Somehow my dream came true, and I know it all started last year, as I spent two incredible semesters at The American College of Norway preparing to transfer to a college in the United States. There were many reasons I believed Duke would be right for me, one of them being the inspiring faculty that I had come to know through sources like iTunes University (where you can view classes and office hours online) and through their personal blogs.

One of these professors, through her own human rights blog, inspired me to write some of my own blog posts for the American College of Norway’s Peace Promoting website. A year ago, I would never have thought that I would get the chance to learn directly from her and her incredible experiences. Today, with her as my mentor, I am designing my own research project on cultural integration and group conformity on college campuses.

Thinking back on what lead me here, there is one memory that immediately stands out in my mind: The Nobel Peace Prize Forum. Last year I had the incredible opportunity to learn from and to share thoughts with people from all over the world. I wrote weekly blog-posts about everything from child soldiers to dehumanization, and the importance of accepting change.

As well, I had the amazing opportunity of travelling to Minneapolis to attend the Nobel Peace Prize Forum and connect with Nobel Peace Prize laureates, professionals in all kinds of disciplines, and students with an immense variety of interests. There is no doubt that this experience changed my life, and I know it helped lead me to where I am now. Because of this experience, I got first-hand experience with something truly unique and had these incredible stories to share. I know it provided me with insight that gave me an advantage as I was applying to universities. In fact, this experience has inspired me to create a blog for my current research project and in that way to continue sharing perspectives with the world.  

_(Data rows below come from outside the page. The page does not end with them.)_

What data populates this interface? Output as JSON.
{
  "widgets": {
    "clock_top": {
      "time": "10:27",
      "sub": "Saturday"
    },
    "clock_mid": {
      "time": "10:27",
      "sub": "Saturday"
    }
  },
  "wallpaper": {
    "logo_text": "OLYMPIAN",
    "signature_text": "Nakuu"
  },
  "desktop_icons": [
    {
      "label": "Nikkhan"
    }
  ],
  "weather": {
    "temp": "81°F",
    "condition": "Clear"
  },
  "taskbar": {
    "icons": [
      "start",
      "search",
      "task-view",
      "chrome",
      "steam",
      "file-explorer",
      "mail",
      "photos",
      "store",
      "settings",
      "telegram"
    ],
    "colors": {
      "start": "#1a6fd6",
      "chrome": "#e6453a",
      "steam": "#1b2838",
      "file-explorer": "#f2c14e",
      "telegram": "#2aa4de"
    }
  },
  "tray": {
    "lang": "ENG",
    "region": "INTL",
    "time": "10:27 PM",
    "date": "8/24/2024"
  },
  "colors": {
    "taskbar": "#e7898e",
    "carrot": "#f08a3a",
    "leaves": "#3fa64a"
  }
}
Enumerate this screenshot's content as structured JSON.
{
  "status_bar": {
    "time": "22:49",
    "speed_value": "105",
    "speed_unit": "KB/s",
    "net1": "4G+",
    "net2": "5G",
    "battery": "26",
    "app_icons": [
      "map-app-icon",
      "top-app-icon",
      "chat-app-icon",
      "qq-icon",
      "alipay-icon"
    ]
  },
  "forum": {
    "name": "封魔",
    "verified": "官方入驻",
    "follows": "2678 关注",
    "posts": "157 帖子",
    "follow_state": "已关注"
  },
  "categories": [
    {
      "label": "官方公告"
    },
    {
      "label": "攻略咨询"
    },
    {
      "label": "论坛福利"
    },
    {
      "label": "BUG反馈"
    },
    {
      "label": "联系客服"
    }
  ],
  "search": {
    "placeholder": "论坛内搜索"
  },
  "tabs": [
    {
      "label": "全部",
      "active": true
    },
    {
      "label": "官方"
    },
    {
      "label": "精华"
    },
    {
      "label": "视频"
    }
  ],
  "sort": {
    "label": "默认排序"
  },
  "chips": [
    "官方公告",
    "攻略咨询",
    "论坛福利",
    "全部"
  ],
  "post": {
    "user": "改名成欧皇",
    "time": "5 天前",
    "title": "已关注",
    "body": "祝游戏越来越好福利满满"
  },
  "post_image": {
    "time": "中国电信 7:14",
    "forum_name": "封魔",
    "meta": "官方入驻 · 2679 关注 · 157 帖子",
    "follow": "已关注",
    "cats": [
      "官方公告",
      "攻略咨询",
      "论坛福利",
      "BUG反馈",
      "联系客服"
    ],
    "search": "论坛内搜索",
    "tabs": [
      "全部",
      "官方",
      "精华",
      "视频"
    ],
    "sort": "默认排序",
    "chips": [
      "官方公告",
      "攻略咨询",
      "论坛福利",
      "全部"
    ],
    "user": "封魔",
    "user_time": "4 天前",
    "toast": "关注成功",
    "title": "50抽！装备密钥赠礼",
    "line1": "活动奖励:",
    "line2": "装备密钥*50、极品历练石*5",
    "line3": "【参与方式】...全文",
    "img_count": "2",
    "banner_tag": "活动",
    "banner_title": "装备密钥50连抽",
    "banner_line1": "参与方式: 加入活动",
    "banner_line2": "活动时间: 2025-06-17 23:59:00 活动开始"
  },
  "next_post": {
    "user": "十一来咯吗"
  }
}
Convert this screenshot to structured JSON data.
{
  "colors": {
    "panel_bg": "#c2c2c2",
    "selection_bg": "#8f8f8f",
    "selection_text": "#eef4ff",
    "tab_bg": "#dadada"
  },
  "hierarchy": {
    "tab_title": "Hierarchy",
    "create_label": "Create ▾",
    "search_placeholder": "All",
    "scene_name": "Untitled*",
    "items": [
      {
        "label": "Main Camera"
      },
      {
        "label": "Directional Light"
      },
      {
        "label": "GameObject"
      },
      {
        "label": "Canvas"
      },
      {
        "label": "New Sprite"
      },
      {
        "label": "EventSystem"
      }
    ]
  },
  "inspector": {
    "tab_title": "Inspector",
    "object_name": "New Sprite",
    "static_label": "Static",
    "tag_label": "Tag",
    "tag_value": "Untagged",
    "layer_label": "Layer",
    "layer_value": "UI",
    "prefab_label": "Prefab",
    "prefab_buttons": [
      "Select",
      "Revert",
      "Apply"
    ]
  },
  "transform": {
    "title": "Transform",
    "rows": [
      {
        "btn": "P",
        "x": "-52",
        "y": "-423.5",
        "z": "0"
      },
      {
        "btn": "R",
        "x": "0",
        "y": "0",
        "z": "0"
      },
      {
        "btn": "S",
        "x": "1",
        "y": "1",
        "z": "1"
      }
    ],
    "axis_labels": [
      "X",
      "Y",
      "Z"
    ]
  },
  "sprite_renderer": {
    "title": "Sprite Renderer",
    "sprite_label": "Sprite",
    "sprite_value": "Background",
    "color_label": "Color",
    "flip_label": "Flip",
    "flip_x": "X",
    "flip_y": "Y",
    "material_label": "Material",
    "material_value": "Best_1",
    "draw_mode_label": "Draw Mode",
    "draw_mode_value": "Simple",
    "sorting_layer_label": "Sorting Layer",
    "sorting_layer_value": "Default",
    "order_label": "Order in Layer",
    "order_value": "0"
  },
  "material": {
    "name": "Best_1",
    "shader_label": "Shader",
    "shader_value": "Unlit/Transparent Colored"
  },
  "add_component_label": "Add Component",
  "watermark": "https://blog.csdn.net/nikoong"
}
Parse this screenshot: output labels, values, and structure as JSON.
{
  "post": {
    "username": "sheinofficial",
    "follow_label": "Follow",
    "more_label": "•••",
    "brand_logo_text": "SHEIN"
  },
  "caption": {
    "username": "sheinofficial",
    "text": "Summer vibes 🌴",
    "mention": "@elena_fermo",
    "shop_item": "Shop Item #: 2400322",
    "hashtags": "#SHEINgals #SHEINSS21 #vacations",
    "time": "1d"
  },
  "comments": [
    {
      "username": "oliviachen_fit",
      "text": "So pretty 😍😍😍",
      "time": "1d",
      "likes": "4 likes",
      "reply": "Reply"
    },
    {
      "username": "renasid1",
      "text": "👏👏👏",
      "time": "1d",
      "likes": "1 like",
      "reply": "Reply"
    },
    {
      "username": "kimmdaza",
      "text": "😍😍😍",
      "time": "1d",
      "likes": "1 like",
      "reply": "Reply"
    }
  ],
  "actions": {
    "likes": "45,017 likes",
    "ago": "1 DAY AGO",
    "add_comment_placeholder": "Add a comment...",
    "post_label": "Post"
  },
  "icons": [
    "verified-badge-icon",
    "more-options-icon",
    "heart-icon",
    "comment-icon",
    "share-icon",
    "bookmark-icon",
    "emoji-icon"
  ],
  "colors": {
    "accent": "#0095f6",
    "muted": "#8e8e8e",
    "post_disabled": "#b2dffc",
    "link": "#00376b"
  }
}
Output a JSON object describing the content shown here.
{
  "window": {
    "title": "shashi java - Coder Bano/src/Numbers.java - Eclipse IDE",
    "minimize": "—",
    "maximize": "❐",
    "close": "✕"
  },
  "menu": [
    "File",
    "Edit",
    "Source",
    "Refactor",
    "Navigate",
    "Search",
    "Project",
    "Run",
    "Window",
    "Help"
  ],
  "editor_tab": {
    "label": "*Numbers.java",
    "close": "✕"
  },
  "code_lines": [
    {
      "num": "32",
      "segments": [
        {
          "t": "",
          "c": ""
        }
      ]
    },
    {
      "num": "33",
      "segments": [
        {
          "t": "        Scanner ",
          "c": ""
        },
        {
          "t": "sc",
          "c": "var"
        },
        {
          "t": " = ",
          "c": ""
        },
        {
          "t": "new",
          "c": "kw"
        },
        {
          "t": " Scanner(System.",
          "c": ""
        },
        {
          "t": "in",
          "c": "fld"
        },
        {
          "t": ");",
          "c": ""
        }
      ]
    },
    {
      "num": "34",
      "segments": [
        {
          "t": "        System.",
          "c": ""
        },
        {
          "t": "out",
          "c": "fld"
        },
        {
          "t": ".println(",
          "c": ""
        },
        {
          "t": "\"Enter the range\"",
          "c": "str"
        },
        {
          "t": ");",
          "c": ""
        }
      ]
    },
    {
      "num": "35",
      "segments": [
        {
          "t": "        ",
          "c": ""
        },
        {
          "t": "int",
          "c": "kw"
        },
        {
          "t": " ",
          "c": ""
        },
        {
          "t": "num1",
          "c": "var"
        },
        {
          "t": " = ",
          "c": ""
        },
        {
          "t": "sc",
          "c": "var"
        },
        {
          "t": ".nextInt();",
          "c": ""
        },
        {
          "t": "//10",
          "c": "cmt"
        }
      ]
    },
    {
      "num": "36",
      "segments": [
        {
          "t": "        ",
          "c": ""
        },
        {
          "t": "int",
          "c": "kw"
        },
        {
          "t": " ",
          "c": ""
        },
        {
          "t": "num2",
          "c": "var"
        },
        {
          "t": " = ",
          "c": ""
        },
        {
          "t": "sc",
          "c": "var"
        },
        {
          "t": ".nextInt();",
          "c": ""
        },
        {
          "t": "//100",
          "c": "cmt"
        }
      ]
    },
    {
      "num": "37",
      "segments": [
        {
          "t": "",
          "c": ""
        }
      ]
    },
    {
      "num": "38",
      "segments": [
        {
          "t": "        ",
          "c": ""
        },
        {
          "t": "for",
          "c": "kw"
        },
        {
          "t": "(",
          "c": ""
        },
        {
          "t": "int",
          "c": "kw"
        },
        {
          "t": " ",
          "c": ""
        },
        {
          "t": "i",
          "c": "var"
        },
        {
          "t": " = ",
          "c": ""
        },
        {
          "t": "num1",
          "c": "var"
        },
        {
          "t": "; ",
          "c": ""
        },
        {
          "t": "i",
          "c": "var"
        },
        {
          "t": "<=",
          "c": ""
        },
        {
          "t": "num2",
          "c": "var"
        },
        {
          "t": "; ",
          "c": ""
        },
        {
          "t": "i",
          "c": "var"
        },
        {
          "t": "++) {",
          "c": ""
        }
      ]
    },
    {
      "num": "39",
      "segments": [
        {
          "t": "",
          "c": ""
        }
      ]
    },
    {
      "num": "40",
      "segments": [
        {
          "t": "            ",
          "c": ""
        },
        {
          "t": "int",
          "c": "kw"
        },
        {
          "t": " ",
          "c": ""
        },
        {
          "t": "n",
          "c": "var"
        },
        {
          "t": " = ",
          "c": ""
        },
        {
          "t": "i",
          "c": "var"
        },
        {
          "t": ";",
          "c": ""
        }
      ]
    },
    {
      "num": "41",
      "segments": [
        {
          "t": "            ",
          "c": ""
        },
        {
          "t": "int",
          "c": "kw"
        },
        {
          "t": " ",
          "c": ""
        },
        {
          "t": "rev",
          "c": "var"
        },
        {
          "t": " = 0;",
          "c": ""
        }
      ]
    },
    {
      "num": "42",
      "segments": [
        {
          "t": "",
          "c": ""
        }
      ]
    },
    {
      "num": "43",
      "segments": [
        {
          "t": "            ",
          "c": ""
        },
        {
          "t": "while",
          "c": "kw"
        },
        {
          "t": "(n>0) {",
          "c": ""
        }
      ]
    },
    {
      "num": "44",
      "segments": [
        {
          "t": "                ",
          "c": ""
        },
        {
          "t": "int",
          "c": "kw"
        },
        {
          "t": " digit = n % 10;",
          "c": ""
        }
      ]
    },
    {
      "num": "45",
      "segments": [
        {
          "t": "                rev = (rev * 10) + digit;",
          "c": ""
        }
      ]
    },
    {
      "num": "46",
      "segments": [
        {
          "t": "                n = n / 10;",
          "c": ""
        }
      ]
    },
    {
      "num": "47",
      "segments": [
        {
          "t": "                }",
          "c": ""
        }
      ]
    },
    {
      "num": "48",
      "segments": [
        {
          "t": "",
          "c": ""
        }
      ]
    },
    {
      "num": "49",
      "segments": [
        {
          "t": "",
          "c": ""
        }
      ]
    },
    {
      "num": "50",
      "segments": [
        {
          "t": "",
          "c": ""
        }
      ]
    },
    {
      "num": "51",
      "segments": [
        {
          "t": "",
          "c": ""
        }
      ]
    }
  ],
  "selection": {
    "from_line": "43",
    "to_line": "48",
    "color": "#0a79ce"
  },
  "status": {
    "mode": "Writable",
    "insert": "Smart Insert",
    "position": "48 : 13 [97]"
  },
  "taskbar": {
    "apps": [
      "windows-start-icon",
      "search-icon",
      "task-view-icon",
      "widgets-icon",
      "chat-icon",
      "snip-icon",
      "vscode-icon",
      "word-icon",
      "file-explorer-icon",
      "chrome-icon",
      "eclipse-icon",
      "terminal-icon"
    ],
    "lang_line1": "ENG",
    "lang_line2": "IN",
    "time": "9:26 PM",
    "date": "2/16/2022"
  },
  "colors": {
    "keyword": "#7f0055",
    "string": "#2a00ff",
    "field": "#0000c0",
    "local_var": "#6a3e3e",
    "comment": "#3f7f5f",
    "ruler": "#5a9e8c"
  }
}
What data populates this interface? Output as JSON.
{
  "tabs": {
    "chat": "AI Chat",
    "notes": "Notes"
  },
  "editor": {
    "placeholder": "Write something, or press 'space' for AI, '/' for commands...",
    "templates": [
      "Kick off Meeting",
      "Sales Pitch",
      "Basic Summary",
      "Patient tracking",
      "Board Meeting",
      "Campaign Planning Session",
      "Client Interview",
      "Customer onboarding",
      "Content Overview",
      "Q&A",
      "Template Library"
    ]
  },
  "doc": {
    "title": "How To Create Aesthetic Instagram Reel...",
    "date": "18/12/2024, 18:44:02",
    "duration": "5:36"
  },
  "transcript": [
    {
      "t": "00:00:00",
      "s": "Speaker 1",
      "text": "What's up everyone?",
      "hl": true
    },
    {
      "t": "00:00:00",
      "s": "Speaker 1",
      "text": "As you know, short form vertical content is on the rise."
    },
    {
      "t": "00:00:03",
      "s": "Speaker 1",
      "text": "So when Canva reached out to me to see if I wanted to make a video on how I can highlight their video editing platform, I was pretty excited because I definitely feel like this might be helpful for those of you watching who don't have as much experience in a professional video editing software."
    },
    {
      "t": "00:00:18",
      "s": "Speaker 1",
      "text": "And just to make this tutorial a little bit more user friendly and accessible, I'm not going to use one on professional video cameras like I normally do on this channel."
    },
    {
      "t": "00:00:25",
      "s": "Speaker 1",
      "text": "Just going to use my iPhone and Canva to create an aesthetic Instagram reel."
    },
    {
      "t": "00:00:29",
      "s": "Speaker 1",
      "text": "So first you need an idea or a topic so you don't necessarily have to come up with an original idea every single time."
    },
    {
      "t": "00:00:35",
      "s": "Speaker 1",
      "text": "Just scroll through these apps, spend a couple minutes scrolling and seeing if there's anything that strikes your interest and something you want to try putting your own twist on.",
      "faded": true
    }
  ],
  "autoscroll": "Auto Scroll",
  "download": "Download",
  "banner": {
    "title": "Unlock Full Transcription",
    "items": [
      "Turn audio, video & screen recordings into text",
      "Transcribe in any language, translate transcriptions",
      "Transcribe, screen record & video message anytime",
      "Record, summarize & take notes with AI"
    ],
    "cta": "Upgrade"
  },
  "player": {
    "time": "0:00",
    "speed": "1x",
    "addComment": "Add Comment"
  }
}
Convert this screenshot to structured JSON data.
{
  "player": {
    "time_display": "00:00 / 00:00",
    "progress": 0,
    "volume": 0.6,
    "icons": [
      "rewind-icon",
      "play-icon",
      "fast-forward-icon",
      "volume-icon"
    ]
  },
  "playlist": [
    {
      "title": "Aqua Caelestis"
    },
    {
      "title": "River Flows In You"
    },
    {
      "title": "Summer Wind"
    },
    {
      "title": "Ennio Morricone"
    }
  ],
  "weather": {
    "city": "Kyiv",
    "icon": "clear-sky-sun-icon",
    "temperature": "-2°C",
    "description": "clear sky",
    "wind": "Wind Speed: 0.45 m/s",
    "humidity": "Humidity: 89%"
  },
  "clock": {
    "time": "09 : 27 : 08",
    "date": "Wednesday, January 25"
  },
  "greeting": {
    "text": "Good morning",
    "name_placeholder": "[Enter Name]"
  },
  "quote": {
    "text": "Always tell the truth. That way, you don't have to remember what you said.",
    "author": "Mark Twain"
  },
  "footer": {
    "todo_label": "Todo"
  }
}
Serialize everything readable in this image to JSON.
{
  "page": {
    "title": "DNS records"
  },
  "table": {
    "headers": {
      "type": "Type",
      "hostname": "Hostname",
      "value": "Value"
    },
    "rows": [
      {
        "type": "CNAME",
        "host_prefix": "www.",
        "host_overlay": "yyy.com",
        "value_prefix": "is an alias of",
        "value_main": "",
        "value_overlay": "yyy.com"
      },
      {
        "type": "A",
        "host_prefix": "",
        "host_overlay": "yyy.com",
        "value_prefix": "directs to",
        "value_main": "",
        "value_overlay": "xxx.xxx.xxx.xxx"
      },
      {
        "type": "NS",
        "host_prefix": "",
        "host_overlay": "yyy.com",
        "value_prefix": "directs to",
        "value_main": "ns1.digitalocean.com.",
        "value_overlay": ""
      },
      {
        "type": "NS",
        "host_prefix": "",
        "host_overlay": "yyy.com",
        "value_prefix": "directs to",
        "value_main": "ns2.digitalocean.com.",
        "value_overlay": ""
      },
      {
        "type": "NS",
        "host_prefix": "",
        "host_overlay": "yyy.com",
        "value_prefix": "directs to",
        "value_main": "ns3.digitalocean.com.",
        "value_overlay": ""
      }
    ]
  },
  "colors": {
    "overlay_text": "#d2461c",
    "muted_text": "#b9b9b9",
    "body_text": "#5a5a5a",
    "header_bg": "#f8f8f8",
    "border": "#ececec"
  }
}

I encourage anyone who has the opportunity to participate in the Nobel Peace Prize Forum, either by sharing perspectives, by attending the event in Minneapolis or by watching the Livestream. The things I learned, the ways I was challenged, and the way it changed my perceptions of the world, has made me grow and mature an incredible amount. It has helped me in my further studies in college, and I know it will continue to inspire me in the future. I confidently say it changed my life, and I know that it can impact and inspire others in all aspects of their lives.

It’s an ultra-cliché, but I believe indeed that the Nobel Peace Prize Forum has inspired me to become a better person. The theme last year was “The Power of Ideas: People and Peace,” and it taught me that anything is possible if one has the mind and the willpower to go through with it. Getting the chance to come up close and personal with such wonderful individuals as Laureate Muhammad Yunus and Laureate Tawakkol Karman has made me believe in the fact – and yes, I dare state it is a fact – that anyone can change the world. This was proven by the stories I witnessed during last year’s Forum, and made me believe that indeed anyone can change the world – all it takes is an idea.